(TRENTON) – Legislation Assembly Democrats Annette Quijano, Daniel Benson, Elizabeth Muoio, Marlene Caride, Valerie Vainieri Huttle, Angela McKnight, Benjie Wimberly and Shavonda Sumter sponsored to reimburse school districts and nonpublic schools for the cost of testing school drinking water for lead received final legislative approval Thursday and now heads to the governor’s desk.
“Lead testing is critical to maintaining a healthy school environment,” said Quijano (D-Union). “In the last year, many schools have had to perform more comprehensive tests for lead, which was not originally calculated in their budget. The state should provide additional funding support for lead testing to help our schools in this time of need.”
The annual appropriations act for fiscal year 2016-2017 included a $10 million appropriation to reimburse school districts for testing their drinking water. Department of Education requirements stated that school districts would only be eligible to receive a reimbursement for lead testing performed after July 13, 2016. This bill (A-4284) would allow a school district and nonpublic schools to receive reimbursement for lead testing conducted on or after Jan. 1, 2016.
“High levels of lead have been discovered in more than a few school districts this past year,” said Benson (D-Mercer/Middlesex). “For underfunded school districts, reimbursement for testing and clean-up is critical to keep our children safe and is the right thing for the state to do.”
“Students in New Jersey’s schools deserve safe drinking water. The cost shouldn’t be a deterrent to preventing lead poisoning among this state’s children,” said Muoio (D-Mercer/Hunterdon). “The very least the state can do is provide school districts with the funding they need to test their water.”
“There’s no safe amount of lead a child can ingest. Therefore, we have a duty to ensure that students are not drinking contaminated water at school,” said Caride, chair of the Assembly Education Committee. “New Jersey must commit to taking action that can keep all children healthy.”
“Schools are supposed to be places where kids can learn and grow, not places where they’ll be poisoned,” said Vainieri Huttle (D-Bergen). “As a parent, I shudder at the thought of students in New Jersey being exposed to lead at school. All students and parents should be able to rest assured that drinking water from the fountain at school won’t make children sick.”
“Even a small amount of lead can cause serious long-term damage, especially in young children,” McKnight (D-Hudson). “The only way to know for sure whether tap water is safe to drink is to test it. Supplying school districts with the funding needed for that testing will help reduce the risk of lead poisoning among students.”
“Last year we found out that a third of the schools in Paterson had water that contained more than the federal limit for lead. That’s unacceptable for the city of Paterson, and it’s unacceptable for the state of New Jersey,” said Wimberly (D-Bergen/Passaic). “For the sake of all children in New Jersey, we need to make sure school districts have funding to test their water for lead, which is the first step in solving a serious problem.”

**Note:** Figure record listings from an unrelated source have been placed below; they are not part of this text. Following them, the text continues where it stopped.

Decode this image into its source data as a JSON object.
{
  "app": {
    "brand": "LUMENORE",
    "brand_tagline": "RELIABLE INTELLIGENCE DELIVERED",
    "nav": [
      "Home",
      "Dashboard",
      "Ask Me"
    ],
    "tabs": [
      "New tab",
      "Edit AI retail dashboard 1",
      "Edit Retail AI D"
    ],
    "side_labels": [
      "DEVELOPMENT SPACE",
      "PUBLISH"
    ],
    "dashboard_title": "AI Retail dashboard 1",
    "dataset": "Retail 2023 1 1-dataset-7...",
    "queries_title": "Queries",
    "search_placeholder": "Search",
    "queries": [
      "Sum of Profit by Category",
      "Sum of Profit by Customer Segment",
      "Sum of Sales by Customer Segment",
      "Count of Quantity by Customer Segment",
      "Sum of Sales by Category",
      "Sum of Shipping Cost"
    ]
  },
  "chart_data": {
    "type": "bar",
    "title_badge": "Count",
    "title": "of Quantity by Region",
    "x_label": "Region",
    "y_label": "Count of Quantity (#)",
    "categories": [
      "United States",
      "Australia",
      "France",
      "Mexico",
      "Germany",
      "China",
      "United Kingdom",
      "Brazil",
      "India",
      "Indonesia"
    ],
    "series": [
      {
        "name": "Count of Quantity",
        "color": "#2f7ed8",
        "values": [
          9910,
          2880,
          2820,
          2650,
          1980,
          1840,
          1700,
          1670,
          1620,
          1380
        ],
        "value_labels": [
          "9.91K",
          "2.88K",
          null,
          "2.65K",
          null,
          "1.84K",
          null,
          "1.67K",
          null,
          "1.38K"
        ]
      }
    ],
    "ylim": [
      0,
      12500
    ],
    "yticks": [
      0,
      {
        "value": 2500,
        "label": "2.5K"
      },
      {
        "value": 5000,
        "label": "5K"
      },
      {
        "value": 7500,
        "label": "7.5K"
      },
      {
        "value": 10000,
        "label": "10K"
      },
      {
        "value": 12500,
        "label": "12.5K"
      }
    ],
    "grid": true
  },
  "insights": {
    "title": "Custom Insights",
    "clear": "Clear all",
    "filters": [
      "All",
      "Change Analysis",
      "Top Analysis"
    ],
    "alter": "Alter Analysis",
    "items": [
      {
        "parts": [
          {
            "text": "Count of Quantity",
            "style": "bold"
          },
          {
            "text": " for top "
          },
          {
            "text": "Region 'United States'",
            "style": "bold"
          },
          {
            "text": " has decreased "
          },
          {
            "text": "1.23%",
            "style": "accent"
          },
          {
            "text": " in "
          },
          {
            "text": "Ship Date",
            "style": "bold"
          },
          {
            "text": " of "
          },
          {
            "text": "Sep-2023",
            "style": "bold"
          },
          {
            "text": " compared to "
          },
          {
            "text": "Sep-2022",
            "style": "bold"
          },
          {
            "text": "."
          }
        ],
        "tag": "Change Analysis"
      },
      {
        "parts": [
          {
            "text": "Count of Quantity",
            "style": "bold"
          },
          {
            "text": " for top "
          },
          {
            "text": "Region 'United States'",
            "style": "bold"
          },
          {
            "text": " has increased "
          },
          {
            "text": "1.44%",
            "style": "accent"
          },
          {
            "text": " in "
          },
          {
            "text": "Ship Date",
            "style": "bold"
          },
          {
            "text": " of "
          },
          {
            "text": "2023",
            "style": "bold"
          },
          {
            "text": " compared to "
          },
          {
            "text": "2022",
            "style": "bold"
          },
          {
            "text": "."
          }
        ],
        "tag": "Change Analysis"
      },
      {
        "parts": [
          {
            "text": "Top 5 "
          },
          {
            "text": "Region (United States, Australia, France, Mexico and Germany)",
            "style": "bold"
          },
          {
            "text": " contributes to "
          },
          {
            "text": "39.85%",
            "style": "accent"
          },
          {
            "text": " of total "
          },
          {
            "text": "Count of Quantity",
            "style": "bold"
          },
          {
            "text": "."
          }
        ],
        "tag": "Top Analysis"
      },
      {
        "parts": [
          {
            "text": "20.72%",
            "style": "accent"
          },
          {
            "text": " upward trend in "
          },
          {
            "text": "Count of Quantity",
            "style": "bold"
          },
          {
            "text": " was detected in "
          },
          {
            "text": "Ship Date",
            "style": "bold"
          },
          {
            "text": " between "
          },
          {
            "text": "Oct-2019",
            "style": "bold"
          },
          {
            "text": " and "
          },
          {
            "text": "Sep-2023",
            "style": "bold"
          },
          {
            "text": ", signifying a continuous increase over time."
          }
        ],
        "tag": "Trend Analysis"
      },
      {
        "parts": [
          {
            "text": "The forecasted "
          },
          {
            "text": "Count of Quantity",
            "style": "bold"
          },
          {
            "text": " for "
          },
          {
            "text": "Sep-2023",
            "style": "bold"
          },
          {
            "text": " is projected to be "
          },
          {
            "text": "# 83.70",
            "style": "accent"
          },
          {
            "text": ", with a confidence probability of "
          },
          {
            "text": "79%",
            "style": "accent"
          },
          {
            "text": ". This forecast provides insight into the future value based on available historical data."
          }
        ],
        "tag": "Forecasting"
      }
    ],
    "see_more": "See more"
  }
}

“The cost of testing for lead in school drinking water is small relative to the consequence of not funding it,” said Sumter (D-Bergen/Passaic). “We know that lead can cause irreparable damage to children during crucial stages of their development. Our state has a responsibility to do everything possible to prevent the youngest New Jerseyans from being exposed to this danger.”
The bill was approved 74-0 by the Assembly, and was approved 37-0 by the Senate on March 13.